Une perturbation GNSS ne durant que quelques secondes peut entraîner les conséquences suivantes :

  • Provoque des erreurs de transfert dans les réseaux mobiles et affecte les appels d'urgence.

  • Provoque une corruption des données dans les systèmes SCADA et les bases de données de séries chronologiques.

  • Provoque des instabilités de tension dans les réseaux électriques régionaux lorsque les pointeurs synchrones ne sont plus alignés.

Plusieurs opérateurs d'Europe de l'Est ont accéléré le déploiement de systèmes PNT robustes dotés d'horloges atomiques, de synchronisation distribuée par fibre optique ou de constellations de secours en orbite terrestre basse (LEO). Cependant, les coûts sont élevés et la mise en œuvre inégale.


Angles morts réglementaires et institutionnels

Malgré l’augmentation des incidents, la vulnérabilité du GNSS n’est toujours pas suffisamment prise en compte dans la plupart des stratégies de sécurité nationale de l’UE.

La stratégie britannique de positionnement, de navigation et de synchronisation (PNT) 2023 a été l'une des premières à reconnaître explicitement la nécessité de systèmes de secours terrestres comme eLORAN. Cependant, même dans ce domaine, leur déploiement reste limité et entravé par des contraintes de financement et des responsabilités inter-agences.
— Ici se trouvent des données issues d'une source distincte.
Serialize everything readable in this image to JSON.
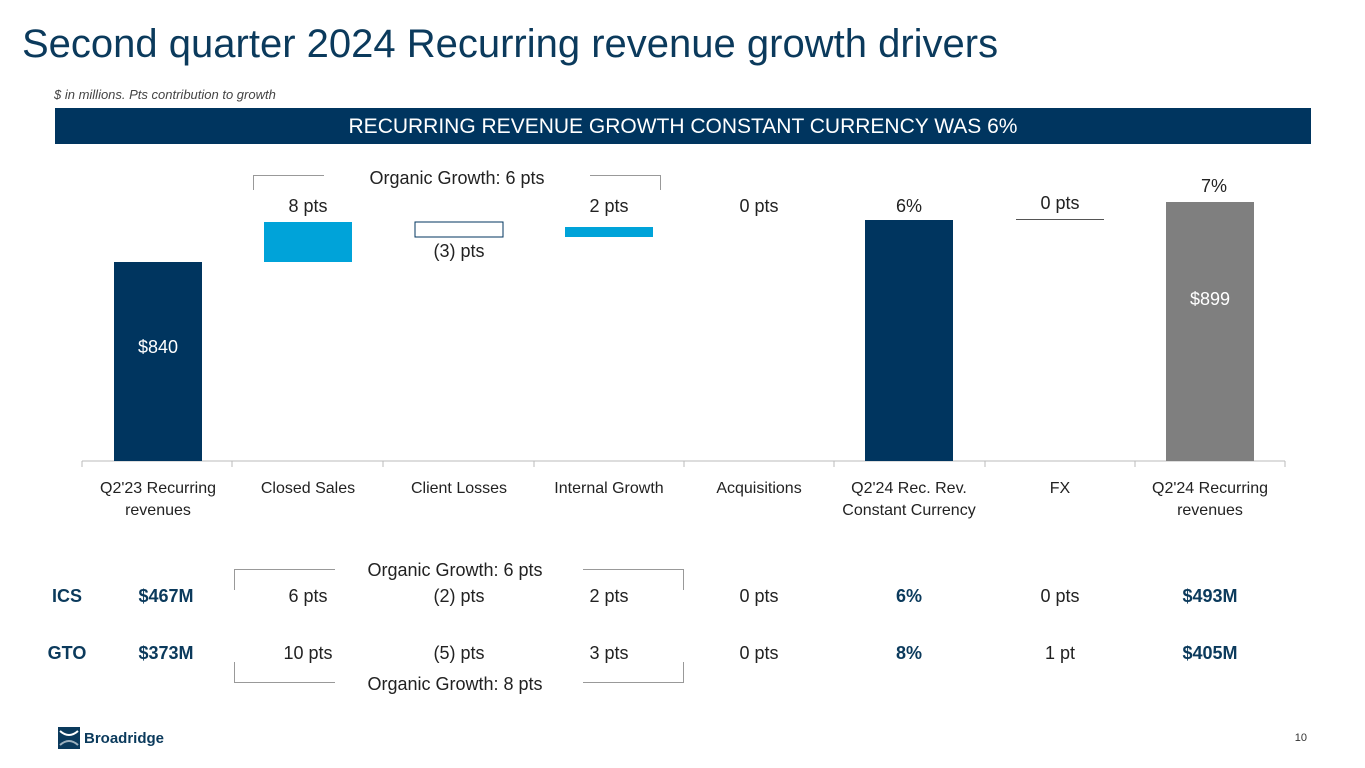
{
  "title": "Second quarter 2024 Recurring revenue growth drivers",
  "subtitle": "$ in millions. Pts contribution to growth",
  "banner": "RECURRING REVENUE GROWTH CONSTANT CURRENCY WAS 6%",
  "chart_data": {
    "type": "bar",
    "subtype": "waterfall",
    "categories": [
      "Q2'23 Recurring revenues",
      "Closed Sales",
      "Client Losses",
      "Internal Growth",
      "Acquisitions",
      "Q2'24 Rec. Rev. Constant Currency",
      "FX",
      "Q2'24 Recurring revenues"
    ],
    "values": [
      840,
      8,
      -3,
      2,
      0,
      6,
      0,
      899
    ],
    "units": [
      "$M",
      "pts",
      "pts",
      "pts",
      "pts",
      "%",
      "pts",
      "$M"
    ],
    "labels": [
      "$840",
      "8 pts",
      "(3) pts",
      "2 pts",
      "0 pts",
      "6%",
      "0 pts",
      "$899"
    ],
    "end_growth_label": "7%",
    "bracket_label": "Organic Growth: 6 pts",
    "colors": {
      "total": "#00355f",
      "positive": "#00a3d9",
      "negative_fill": "#ffffff",
      "negative_border": "#00355f",
      "final": "#7f7f7f"
    }
  },
  "table": {
    "rows": [
      {
        "segment": "ICS",
        "start": "$467M",
        "values": [
          "6 pts",
          "(2) pts",
          "2 pts",
          "0 pts",
          "6%",
          "0 pts",
          "$493M"
        ]
      },
      {
        "segment": "GTO",
        "start": "$373M",
        "values": [
          "10 pts",
          "(5) pts",
          "3 pts",
          "0 pts",
          "8%",
          "1 pt",
          "$405M"
        ]
      }
    ],
    "ics_bracket": "Organic Growth: 6 pts",
    "gto_bracket": "Organic Growth: 8 pts"
  },
  "footer": {
    "logo": "Broadridge",
    "page": "10"
  }
}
En revanche, les États-Unis ont mandaté les agences fédérales, par décret présidentiel , pour évaluer la dépendance au GNSS et développer des systèmes APNT (Assured PNT). Un cadre comparable fait défaut en Europe.

Ce n'est que récemment que l'UE a commencé à considérer le déni du GNSS comme dépassant le cadre de l'aviation et du transport maritime. Cependant, compte tenu de la dégradation de la situation géopolitique, cette problématique doit évoluer vers un plan de résilience sociétale.
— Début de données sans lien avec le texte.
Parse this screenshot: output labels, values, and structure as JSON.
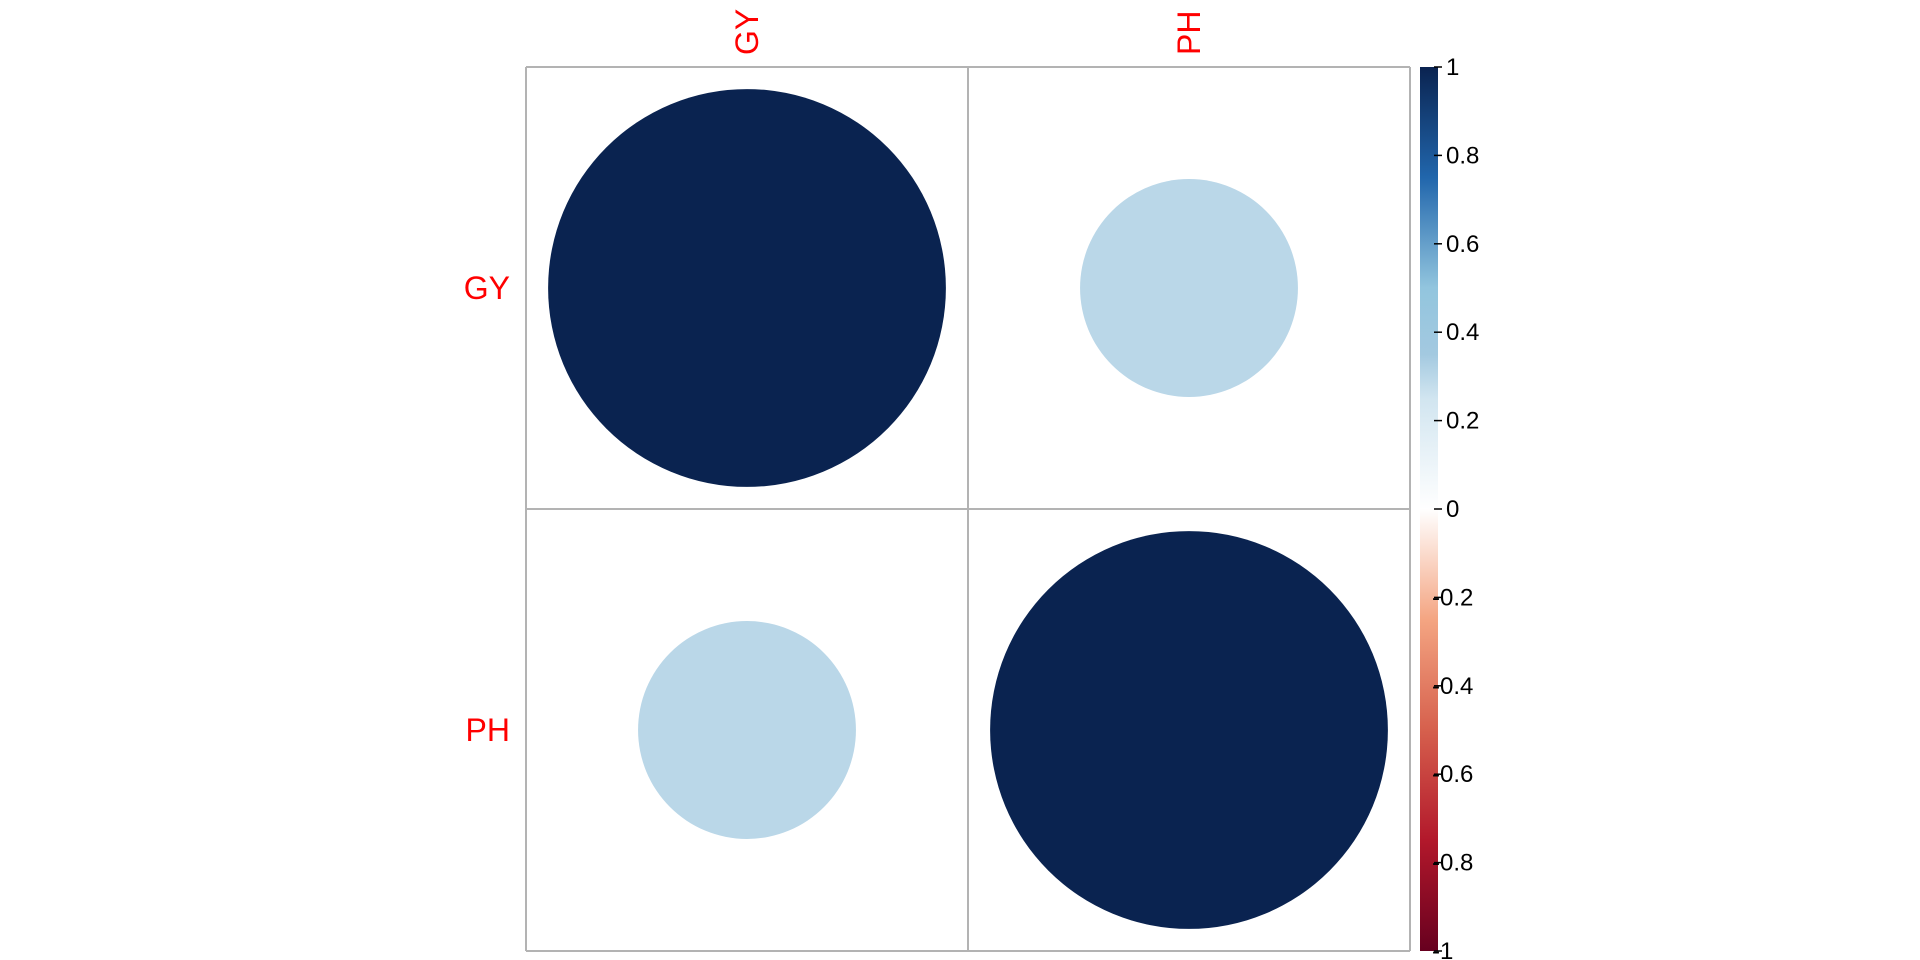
{
  "chart_data": {
    "type": "heatmap",
    "subtype": "correlation-circle-plot",
    "variables": [
      "GY",
      "PH"
    ],
    "matrix": [
      [
        1.0,
        0.3
      ],
      [
        0.3,
        1.0
      ]
    ],
    "legend": {
      "position": "right",
      "range": [
        -1,
        1
      ],
      "ticks": [
        1,
        0.8,
        0.6,
        0.4,
        0.2,
        0,
        -0.2,
        -0.4,
        -0.6,
        -0.8,
        -1
      ],
      "tick_labels": [
        "1",
        "0.8",
        "0.6",
        "0.4",
        "0.2",
        "0",
        "-0.2",
        "-0.4",
        "-0.6",
        "-0.8",
        "-1"
      ]
    },
    "colorscale": [
      {
        "value": -1.0,
        "color": "#67001F"
      },
      {
        "value": -0.75,
        "color": "#B2182B"
      },
      {
        "value": -0.5,
        "color": "#D6604D"
      },
      {
        "value": -0.25,
        "color": "#F4A582"
      },
      {
        "value": 0.0,
        "color": "#FFFFFF"
      },
      {
        "value": 0.25,
        "color": "#D1E5F0"
      },
      {
        "value": 0.35,
        "color": "#A3C9E0"
      },
      {
        "value": 0.5,
        "color": "#92C5DE"
      },
      {
        "value": 0.75,
        "color": "#2166AC"
      },
      {
        "value": 1.0,
        "color": "#0A2350"
      }
    ],
    "grid": true,
    "label_color": "#ff0000",
    "grid_color": "#b3b3b3"
  }
}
Conclusion : Le début de la fin pour le GNSS non protégé ?

La campagne de brouillage du GNSS par la Russie est un signal d'alarme. Pendant des décennies, les systèmes GNSS ont fonctionné dans un espace permissif ; on pensait que leur complexité et leur portée mondiale les rendaient insensibles aux interférences. Cette hypothèse n'est plus d'actualité.
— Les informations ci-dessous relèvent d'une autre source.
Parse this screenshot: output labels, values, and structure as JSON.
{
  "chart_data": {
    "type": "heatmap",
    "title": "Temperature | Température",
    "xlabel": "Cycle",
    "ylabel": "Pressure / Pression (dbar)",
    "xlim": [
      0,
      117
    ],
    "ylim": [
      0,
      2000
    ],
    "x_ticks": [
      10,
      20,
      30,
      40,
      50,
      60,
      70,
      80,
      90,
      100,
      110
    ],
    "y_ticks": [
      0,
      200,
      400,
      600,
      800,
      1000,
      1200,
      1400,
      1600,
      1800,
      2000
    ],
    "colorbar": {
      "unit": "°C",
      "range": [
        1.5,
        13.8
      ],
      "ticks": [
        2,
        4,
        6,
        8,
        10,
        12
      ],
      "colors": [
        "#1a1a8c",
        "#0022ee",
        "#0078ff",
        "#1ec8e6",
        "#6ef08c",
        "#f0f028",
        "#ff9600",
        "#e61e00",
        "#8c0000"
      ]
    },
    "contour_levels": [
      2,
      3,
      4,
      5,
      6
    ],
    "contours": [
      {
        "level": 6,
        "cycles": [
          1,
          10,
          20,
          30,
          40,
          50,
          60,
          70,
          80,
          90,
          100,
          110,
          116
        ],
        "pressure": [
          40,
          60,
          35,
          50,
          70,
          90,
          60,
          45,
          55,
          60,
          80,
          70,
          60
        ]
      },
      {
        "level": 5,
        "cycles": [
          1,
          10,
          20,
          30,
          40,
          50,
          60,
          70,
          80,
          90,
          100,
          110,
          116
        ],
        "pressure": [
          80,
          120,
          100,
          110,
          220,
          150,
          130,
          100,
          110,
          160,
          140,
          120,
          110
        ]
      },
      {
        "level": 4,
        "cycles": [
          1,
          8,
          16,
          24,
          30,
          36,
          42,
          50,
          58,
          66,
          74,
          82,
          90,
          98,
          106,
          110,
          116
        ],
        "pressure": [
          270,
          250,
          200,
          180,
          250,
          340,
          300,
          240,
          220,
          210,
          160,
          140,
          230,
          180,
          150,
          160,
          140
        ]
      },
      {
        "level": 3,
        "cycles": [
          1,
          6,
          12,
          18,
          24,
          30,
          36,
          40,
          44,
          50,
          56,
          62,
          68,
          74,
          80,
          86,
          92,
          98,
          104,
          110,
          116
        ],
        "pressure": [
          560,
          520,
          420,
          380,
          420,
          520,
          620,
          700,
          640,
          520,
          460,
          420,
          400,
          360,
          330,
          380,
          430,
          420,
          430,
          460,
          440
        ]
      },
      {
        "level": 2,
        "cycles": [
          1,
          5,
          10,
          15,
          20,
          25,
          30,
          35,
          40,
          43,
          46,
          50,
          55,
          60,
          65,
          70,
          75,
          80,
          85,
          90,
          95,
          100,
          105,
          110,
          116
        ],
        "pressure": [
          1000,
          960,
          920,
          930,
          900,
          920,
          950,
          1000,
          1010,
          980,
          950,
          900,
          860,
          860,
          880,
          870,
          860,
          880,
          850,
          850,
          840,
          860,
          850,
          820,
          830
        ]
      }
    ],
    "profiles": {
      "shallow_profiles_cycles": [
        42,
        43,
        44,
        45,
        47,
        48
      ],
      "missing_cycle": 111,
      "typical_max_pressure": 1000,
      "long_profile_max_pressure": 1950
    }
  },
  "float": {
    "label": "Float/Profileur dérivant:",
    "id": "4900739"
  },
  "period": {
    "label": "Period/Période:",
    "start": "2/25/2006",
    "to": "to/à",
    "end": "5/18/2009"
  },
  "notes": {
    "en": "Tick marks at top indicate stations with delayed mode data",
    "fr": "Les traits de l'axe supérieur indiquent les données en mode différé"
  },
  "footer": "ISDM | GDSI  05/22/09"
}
Alors que l'Europe entre dans une nouvelle ère de confrontation stratégique avec la Russie – et potentiellement d'autres acteurs –, les perturbations du GNSS deviennent une menace courante. Le prochain article de cette série examine la réponse des pays baltes et nordiques et propose des enseignements pour le reste du continent.

Les gouvernements, les opérateurs d’infrastructures, les fournisseurs de télécommunications et l’industrie aéronautique doivent désormais agir sur la base d’un principe simple :

La résilience du PNT n’est plus une option : c’est un impératif national.